2.3k Views Asked by At

Graph gist: http://gist.neo4j.org/?6182d024325343760cb4

I want to get a (longest) path in order and it works as expected until I add a COLLECT statement, is there something concerning Cypher and COLLECT that I just don't understand or is this a bug?

This query works as expected, returns the nodes in path in the correct order:

MATCH (n:Cable { name: 'Cable3' })-[:Connected_to*]-(port:Port)
OPTIONAL MATCH path=(port)-[:Connected_to*]-()
WITH nodes(path) AS parts, length(path) AS len
ORDER BY len DESC 
LIMIT 1 UNWIND parts AS part
RETURN part

This one, without the COLLECT statement, returns the nodes in the right order but also the nodes between the part and the parent (as expected).

MATCH (n:Cable { name: 'Cable3' })-[:Connected_to*]-(port:Port)
OPTIONAL MATCH path=(port)-[:Connected_to*]-()
WITH nodes(path) AS parts, length(path) AS len
ORDER BY len DESC
LIMIT 1 UNWIND parts AS part
OPTIONAL MATCH (part)<-[:Has*1..10]-(parent)
RETURN part, parent

This query does not work as expected, returns the nodes in the path in another order:

MATCH (n:Cable { name: 'Cable3' })-[:Connected_to*]-(port:Port)
OPTIONAL MATCH path=(port)-[:Connected_to*]-()
WITH nodes(path) AS parts, length(path) AS len
ORDER BY len DESC
LIMIT 1 UNWIND parts AS part
OPTIONAL MATCH (part)<-[:Has*1..10]-(parent)
RETURN part, LAST(COLLECT(parent))

Any insight would be appreciated.

1

There are 1 best solutions below

0
On BEST ANSWER

The UNWIND is actually still returning rows in the expected order.

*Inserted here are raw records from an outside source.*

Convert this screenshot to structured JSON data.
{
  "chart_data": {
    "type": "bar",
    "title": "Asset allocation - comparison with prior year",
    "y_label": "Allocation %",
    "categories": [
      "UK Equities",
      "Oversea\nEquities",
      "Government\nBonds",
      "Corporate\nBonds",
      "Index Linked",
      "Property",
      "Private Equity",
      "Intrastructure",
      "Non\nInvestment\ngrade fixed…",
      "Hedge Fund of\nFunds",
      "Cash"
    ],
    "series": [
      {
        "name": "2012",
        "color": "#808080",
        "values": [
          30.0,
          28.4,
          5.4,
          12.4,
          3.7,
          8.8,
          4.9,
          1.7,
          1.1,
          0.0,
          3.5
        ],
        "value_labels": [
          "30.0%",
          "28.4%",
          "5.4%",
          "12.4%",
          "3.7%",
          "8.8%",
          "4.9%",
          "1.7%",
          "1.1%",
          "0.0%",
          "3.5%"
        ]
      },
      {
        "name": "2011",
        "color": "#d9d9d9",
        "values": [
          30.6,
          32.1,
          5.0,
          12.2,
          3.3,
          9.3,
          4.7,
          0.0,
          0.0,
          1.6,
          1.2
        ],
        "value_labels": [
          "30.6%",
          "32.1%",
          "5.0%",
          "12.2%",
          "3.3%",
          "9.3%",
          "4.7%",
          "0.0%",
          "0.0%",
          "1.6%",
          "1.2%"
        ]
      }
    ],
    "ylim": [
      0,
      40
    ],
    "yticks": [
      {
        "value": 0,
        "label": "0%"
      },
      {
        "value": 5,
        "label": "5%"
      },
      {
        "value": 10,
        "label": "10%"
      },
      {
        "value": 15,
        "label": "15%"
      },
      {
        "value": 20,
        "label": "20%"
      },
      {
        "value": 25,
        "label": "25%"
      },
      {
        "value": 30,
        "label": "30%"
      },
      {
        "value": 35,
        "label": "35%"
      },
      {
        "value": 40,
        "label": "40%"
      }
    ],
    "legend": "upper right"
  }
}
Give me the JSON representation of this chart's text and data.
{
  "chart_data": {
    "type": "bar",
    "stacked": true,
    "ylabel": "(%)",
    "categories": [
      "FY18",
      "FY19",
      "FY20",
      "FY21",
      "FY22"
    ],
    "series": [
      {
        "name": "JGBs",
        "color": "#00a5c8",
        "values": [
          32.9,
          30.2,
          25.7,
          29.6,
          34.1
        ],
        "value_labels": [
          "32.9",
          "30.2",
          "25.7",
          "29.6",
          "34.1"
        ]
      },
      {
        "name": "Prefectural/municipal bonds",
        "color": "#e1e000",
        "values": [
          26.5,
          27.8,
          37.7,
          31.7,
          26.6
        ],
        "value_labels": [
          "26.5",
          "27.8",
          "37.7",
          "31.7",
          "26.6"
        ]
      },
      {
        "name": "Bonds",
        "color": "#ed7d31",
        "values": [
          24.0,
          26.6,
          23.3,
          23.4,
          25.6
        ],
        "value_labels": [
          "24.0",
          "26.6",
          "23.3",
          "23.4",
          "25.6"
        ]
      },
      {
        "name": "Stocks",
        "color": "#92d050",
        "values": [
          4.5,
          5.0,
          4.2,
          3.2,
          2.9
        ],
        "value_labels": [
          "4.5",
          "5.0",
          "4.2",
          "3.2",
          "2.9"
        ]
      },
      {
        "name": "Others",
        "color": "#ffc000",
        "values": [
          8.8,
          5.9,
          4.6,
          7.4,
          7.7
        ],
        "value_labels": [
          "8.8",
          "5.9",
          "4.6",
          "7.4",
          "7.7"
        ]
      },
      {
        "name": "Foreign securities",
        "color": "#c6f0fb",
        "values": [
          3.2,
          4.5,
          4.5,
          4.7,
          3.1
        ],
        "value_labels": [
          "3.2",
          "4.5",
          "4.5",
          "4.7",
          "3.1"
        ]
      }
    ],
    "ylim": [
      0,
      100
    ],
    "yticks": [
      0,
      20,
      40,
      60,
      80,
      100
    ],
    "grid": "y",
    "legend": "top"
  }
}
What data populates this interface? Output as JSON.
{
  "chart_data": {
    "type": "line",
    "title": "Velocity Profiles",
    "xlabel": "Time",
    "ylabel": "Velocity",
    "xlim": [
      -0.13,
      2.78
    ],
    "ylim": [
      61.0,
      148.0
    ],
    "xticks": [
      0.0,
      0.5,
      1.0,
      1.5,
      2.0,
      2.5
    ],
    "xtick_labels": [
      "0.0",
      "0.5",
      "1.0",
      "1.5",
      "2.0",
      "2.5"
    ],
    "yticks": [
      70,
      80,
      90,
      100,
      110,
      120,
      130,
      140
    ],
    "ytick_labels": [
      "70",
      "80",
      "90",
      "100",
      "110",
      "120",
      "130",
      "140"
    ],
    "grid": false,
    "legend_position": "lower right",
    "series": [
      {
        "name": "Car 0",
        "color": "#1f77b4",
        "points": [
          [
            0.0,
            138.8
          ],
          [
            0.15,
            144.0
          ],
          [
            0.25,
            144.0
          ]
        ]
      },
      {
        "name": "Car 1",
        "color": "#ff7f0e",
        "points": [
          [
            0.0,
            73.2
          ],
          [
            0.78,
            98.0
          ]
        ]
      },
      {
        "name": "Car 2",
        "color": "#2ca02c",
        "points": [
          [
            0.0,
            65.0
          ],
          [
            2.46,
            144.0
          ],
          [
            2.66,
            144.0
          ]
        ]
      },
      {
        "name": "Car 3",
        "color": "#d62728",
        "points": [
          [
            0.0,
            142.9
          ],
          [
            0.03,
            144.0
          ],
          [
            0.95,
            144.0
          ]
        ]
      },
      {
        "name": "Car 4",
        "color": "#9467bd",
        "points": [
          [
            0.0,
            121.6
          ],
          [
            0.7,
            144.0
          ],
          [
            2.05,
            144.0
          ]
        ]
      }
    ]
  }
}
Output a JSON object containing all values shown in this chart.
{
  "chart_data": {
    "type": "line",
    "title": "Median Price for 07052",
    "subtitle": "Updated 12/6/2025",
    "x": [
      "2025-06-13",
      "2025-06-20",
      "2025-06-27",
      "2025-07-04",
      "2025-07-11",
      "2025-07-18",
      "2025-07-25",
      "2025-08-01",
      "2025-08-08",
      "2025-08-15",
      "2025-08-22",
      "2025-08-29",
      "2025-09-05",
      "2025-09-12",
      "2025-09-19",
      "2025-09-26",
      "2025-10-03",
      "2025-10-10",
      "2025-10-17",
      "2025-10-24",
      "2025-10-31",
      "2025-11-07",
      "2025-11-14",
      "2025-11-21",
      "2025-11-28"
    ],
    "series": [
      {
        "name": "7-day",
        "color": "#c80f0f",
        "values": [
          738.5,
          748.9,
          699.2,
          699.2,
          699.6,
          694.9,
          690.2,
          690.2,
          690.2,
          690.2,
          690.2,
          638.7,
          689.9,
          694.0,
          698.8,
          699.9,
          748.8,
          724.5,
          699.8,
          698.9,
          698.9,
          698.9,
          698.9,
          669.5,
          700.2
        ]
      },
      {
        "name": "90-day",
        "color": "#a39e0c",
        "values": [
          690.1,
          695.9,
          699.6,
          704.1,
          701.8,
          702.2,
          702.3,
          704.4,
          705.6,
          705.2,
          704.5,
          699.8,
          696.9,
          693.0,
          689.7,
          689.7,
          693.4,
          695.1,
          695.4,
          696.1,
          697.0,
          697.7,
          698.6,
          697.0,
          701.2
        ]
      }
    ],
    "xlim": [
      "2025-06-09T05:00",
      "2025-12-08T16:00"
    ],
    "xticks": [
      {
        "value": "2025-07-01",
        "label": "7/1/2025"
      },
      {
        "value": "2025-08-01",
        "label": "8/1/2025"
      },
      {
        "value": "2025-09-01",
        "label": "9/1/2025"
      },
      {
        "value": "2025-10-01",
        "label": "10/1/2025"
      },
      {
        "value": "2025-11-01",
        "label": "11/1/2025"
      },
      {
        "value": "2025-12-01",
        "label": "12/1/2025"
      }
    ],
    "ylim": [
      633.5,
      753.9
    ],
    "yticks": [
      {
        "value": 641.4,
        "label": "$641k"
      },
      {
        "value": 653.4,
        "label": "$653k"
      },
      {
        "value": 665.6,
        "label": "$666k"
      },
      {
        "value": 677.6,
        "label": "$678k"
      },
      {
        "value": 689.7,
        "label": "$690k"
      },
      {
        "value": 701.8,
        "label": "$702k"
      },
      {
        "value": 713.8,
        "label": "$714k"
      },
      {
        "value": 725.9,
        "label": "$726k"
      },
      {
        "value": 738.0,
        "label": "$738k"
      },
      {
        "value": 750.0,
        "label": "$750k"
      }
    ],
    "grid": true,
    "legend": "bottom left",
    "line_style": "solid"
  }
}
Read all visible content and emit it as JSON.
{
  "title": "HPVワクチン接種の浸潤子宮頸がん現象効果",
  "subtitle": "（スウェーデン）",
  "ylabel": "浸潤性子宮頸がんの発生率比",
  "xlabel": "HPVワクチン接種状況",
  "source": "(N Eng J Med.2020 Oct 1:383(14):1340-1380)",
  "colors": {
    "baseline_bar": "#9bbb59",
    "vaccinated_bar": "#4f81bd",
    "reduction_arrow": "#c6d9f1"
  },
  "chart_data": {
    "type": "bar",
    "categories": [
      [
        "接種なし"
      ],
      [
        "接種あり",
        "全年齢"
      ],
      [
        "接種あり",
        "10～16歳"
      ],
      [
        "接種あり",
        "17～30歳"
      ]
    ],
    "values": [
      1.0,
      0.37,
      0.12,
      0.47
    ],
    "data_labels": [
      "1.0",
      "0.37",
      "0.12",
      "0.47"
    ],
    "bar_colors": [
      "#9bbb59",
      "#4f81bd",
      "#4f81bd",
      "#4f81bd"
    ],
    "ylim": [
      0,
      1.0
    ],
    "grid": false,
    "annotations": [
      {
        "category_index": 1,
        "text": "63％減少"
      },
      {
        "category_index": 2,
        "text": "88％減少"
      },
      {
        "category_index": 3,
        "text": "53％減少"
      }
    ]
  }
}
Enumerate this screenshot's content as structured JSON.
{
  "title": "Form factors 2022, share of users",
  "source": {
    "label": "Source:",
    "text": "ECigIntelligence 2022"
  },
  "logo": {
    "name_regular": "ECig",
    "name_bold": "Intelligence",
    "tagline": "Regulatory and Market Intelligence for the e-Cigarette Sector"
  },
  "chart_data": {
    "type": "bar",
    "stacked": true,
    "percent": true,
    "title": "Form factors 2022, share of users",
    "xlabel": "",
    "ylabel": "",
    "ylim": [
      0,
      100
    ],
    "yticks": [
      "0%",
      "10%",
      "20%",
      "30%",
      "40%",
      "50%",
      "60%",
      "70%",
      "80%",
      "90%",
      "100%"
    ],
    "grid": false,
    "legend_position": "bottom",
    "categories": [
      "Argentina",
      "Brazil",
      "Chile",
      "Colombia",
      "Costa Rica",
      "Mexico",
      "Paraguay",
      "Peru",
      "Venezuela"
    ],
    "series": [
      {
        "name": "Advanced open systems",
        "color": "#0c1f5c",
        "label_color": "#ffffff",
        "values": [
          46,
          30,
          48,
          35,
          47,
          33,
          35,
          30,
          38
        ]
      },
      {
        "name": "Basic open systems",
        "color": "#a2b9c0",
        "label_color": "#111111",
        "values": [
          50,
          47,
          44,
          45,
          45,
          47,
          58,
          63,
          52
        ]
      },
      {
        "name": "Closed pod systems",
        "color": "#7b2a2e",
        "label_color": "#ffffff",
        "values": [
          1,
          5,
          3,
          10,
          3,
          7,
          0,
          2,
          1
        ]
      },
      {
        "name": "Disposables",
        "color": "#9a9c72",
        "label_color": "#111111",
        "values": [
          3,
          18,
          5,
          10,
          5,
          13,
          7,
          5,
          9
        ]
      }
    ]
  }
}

Instead, it is the aggregation function, COLLECT(), that is "rearranging" the result rows. neo4j does not guarantee that the result rows of an aggregation function will be in any particular order (without an ORDER BY clause).

Here is a workaround that avoids using aggregation. It might work for your specific use case, depending on your requirements. This query filters the second OPTIONAL MATCH so that it contains the longest possible sequence of Has relationships (as long as the longest sequence is <= 10 hops -- you should adjust this as needed, or consider eliminating the maximum). The query simply returns the most remote "ancestor" in each result row, and the rows will remain in the order your expect.

MATCH (n:Cable { name: 'Cable3' })-[:Connected_to*]-(port:Port)
OPTIONAL MATCH path=(port)-[:Connected_to*]-()
WITH nodes(path) AS parts, length(path) AS len
ORDER BY len DESC 
LIMIT 1 UNWIND parts AS part
OPTIONAL MATCH (part)<-[:Has*1..10]-(ancestor)
WHERE NOT (ancestor)<-[:Has]-()
RETURN part, ancestor;